With an increase in capacity of information processing in recent years, various information recording technologies have been developed. In particular, the surface recording density of an HDD using magnetic recording technology is continuously increasing at an annual rate of approximately 60%. In recent years, an information recording capacity exceeding 320 gigabytes per platter has been desired for a magnetic recording medium with a 2.5-inch diameter for use in an HDD or the like. To fulfill such demands, an information recording density exceeding 500 gigabits per square inch is desired to be achieved.
Important factors for increasing recording density of the perpendicular magnetic disk include, for example, an improvement in TPI (Tracks per Inch) by narrowing the track width, ensuring electromagnetic conversion characteristics, such as a Signal-to-Noise Ratio (SNR) and an overwrite characteristic (OW characteristic) indicating ease of writing of a signal at the time of improving BPI (Bits per Inch), and further ensuring heat fluctuation resistance with recording bits decreased due to the above.
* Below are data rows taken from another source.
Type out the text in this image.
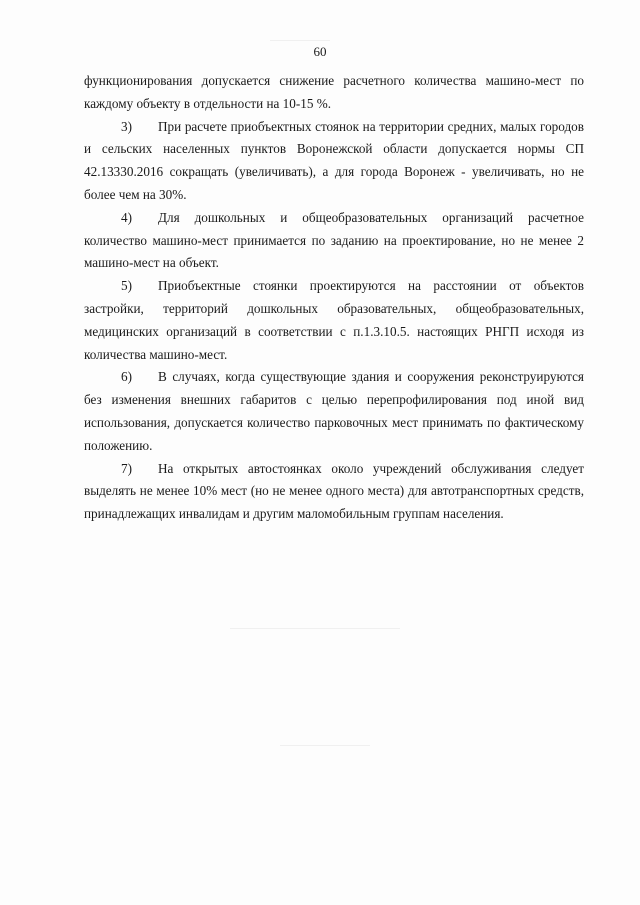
60

функционирования допускается снижение расчетного количества машино-мест по каждому объекту в отдельности на 10-15 %.

3) При расчете приобъектных стоянок на территории средних, малых городов и сельских населенных пунктов Воронежской области допускается нормы СП 42.13330.2016 сокращать (увеличивать), а для города Воронеж - увеличивать, но не более чем на 30%.

4) Для дошкольных и общеобразовательных организаций расчетное количество машино-мест принимается по заданию на проектирование, но не менее 2 машино-мест на объект.

5) Приобъектные стоянки проектируются на расстоянии от объектов застройки, территорий дошкольных образовательных, общеобразовательных, медицинских организаций в соответствии с п.1.3.10.5. настоящих РНГП исходя из количества машино-мест.

6) В случаях, когда существующие здания и сооружения реконструируются без изменения внешних габаритов с целью перепрофилирования под иной вид использования, допускается количество парковочных мест принимать по фактическому положению.

7) На открытых автостоянках около учреждений обслуживания следует выделять не менее 10% мест (но не менее одного места) для автотранспортных средств, принадлежащих инвалидам и другим маломобильным группам населения.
Among these, an increase in SNR and an improvement in overwrite characteristic in a high recording density condition are important.
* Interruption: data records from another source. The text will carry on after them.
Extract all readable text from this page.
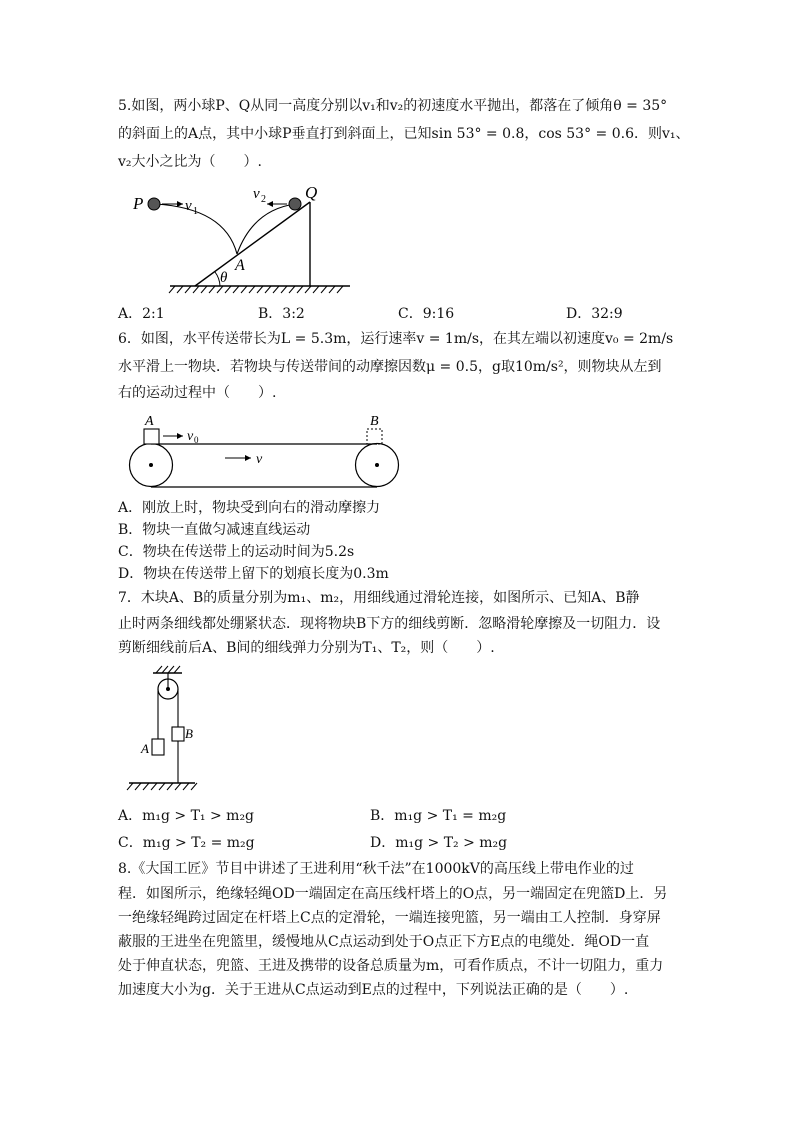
5.如图，两小球P、Q从同一高度分别以v₁和v₂的初速度水平抛出，都落在了倾角θ = 35°
的斜面上的A点，其中小球P垂直打到斜面上，已知sin 53° = 0.8，cos 53° = 0.6．则v₁、
v₂大小之比为（　　）.
P	v 1
v 2 Q
A
θ
A．2:1	B．3:2	C．9:16	D．32:9
6．如图，水平传送带长为L = 5.3m，运行速率v = 1m/s，在其左端以初速度v₀ = 2m/s
水平滑上一物块．若物块与传送带间的动摩擦因数μ = 0.5，g取10m/s²，则物块从左到
右的运动过程中（　　）.
A	B
v 0
v
A．刚放上时，物块受到向右的滑动摩擦力
B．物块一直做匀减速直线运动
C．物块在传送带上的运动时间为5.2s
D．物块在传送带上留下的划痕长度为0.3m
7．木块A、B的质量分别为m₁、m₂，用细线通过滑轮连接，如图所示、已知A、B静
止时两条细线都处绷紧状态．现将物块B下方的细线剪断．忽略滑轮摩擦及一切阻力．设
剪断细线前后A、B间的细线弹力分别为T₁、T₂，则（　　）.
A
B
A．m₁g > T₁ > m₂g	B．m₁g > T₁ = m₂g
C．m₁g > T₂ = m₂g	D．m₁g > T₂ > m₂g
8.《大国工匠》节目中讲述了王进利用“秋千法”在1000kV的高压线上带电作业的过
程．如图所示，绝缘轻绳OD一端固定在高压线杆塔上的O点，另一端固定在兜篮D上．另
一绝缘轻绳跨过固定在杆塔上C点的定滑轮，一端连接兜篮，另一端由工人控制．身穿屏
蔽服的王进坐在兜篮里，缓慢地从C点运动到处于O点正下方E点的电缆处．绳OD一直
处于伸直状态，兜篮、王进及携带的设备总质量为m，可看作质点，不计一切阻力，重力
加速度大小为g．关于王进从C点运动到E点的过程中，下列说法正确的是（　　）.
The granular magnetic layer is effective in increasing the SNR because an oxide phase and a metal phase are separated to form fine particles. For increasing recording density, the particles of the granular magnetic layer are required to be microfabricated. With microfabrication, however, magnetic energy is also decreased, thereby causing a problem of heat fluctuations. On the other hand, to avoid the problem of heat fluctuations, magnetic anisotropy of a medium is required to be increased. With an increase of magnetic anisotropy, a coercive force is also increased, thereby making it difficult to write. That is, while prevention of heat fluctuation and improvement of the overwrite characteristic are to be intrinsically traded off for each other, there is a demand for enhancing both of these.
Patent Document 1 suggests a write auxiliary layer (corresponding to an auxiliary recording layer) formed above or below a main recording layer and in contact with that main recording layer. In Patent Document 1, the main recording layer is a magnetic layer having a granular structure, and the write auxiliary layer is made of a CoCr alloy (for example, CoCrPtB). In Patent Document 1, by providing the write auxiliary layer, the overwrite characteristic and heat fluctuation resistance can both be improved.